By the Court.—Judgments affirmed.
This opinion will not be published. See Rule 809.23(1)(b)4, Stats.
[1] Ewald refused to consent to the search of her car. However, after Durkee was arrested, a search was conducted incident to a lawful arrest.
[2] The prosecutor’s opening statement shows that while reference was made to Jason Woods as an individual who was “known to police officers,” there was no mention of his occasional practice of paying for rides with marijuana.
[3] A review of the State’s closing argument also supports our conclusion that the reference to Woods’ “habit” was inconsequential. After reviewing the facts, the prosecutor said:
The defendant is telling us she knew nothing about it. Mr. Durkee’s telling us he knew nothing about it. It’s the hear no evil, see no evil analysis. Even though it’s my car, I knew nothing about it….

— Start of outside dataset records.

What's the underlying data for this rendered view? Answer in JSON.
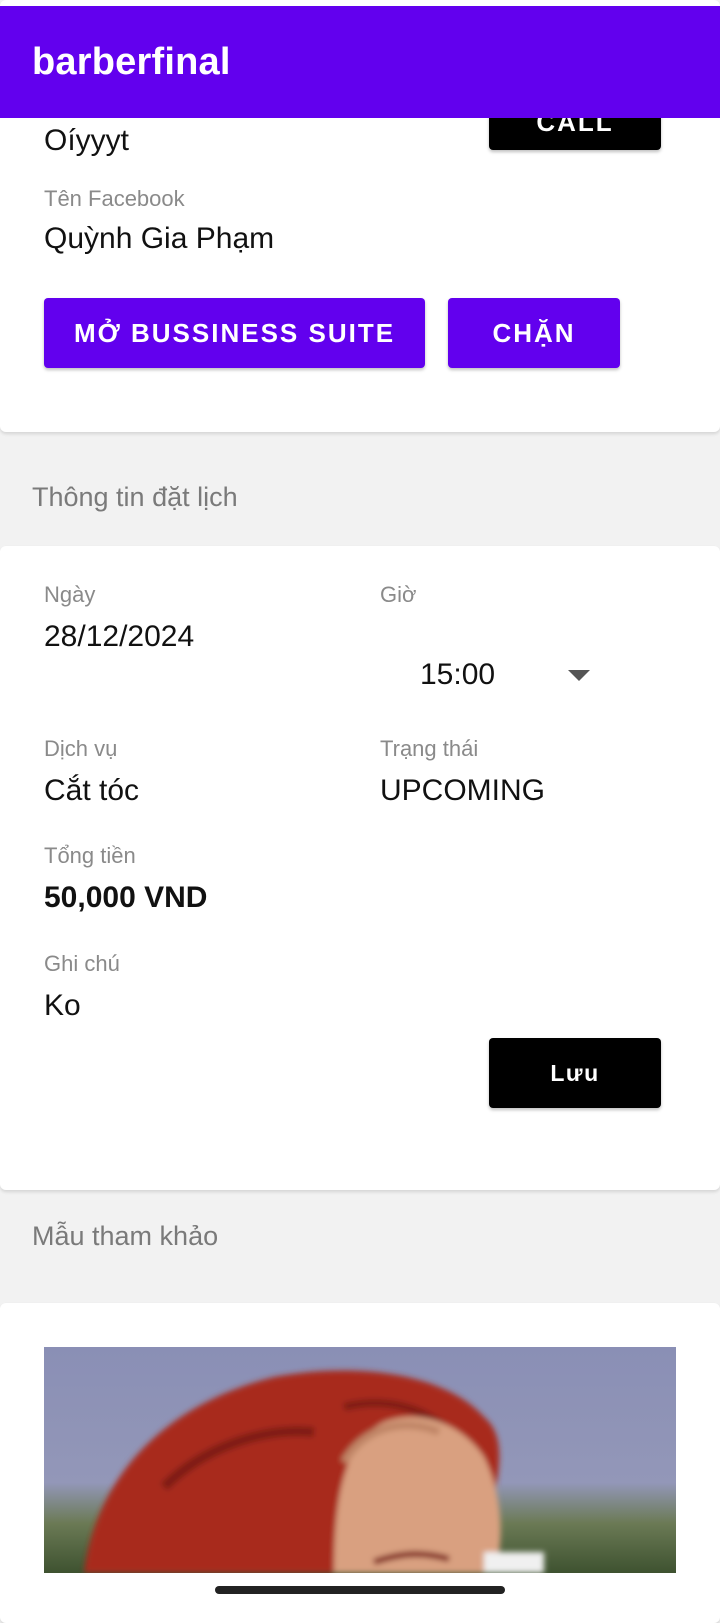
{
  "app": {
    "title": "barberfinal"
  },
  "customer": {
    "name_value": "Oíyyyt",
    "call_label": "CALL",
    "facebook_label": "Tên Facebook",
    "facebook_value": "Quỳnh Gia Phạm",
    "open_suite_label": "MỞ BUSSINESS SUITE",
    "block_label": "CHẶN"
  },
  "booking": {
    "section_title": "Thông tin đặt lịch",
    "date_label": "Ngày",
    "date_value": "28/12/2024",
    "time_label": "Giờ",
    "time_value": "15:00",
    "service_label": "Dịch vụ",
    "service_value": "Cắt tóc",
    "status_label": "Trạng thái",
    "status_value": "UPCOMING",
    "total_label": "Tổng tiền",
    "total_value": "50,000 VND",
    "note_label": "Ghi chú",
    "note_value": "Ko",
    "save_label": "Lưu"
  },
  "reference": {
    "section_title": "Mẫu tham khảo"
  },
  "colors": {
    "primary": "#6200ee",
    "button_dark": "#000000",
    "label_gray": "#8a8a8a"
  }
}
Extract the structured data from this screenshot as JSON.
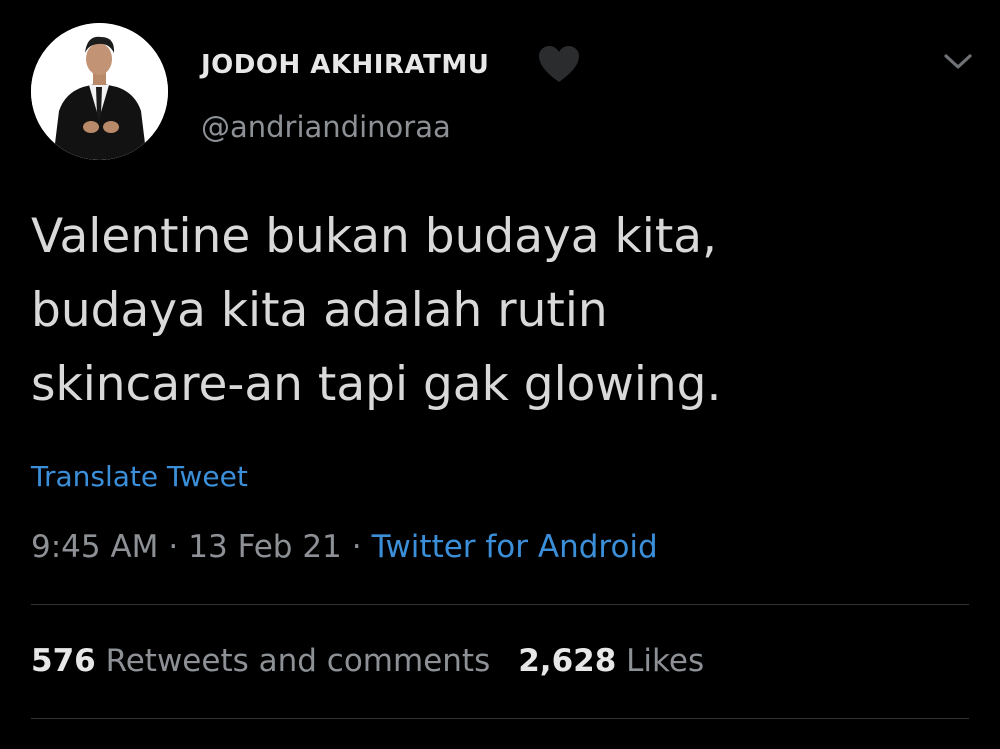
{
  "author": {
    "display_name": "JODOH AKHIRATMU",
    "handle": "@andriandinoraa",
    "name_emoji": "black-heart-icon"
  },
  "tweet": {
    "lines": [
      "Valentine bukan budaya kita,",
      "budaya kita adalah rutin",
      "skincare-an tapi gak glowing."
    ],
    "translate_label": "Translate Tweet",
    "time": "9:45 AM",
    "date": "13 Feb 21",
    "separator": "·",
    "source": "Twitter for Android"
  },
  "stats": {
    "retweets_count": "576",
    "retweets_label": "Retweets and comments",
    "likes_count": "2,628",
    "likes_label": "Likes"
  },
  "icons": {
    "menu": "chevron-down-icon",
    "avatar": "avatar"
  },
  "colors": {
    "background": "#000000",
    "text": "#d9d9d9",
    "muted": "#8d9196",
    "link": "#3b8fd9",
    "divider": "#2f3336"
  }
}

Circumstantially, you know the defendant is guilty by the evidence in this case.
[W]e know the defendant had control over the area where the marijuana and drug paraphernalia was found….
But the issue is; did she possess the marijuana, the defendant. She told us that she knows what marijuana looks like. She knows what drug paraphernalia looks like. The glove compartment was within easy reach…. And then when the officer said can I search your car? She said no, you can’t search my car.
Why would she say that? It’s evidence of guilt….
….
So I think when you look at all the facts, the facts being it’s her car; she had total control over the entire car, driving through Burlington, being stationed on Mill Street at night with no lights on, and suddenly vectoring herself into the municipal parking lot without any lights on…. We know that we’re approaching the longest night of the year and one would normally have their lights on, unless one is trying to run away or not be seen by police after some type of transaction may have occurred. And we know from testimony that Mr. Jason Woods likes to pay off his debts with contraband. [Emphasis added.]
The last sentence of the above is the single reference to the testimony regarding Woods’ habit.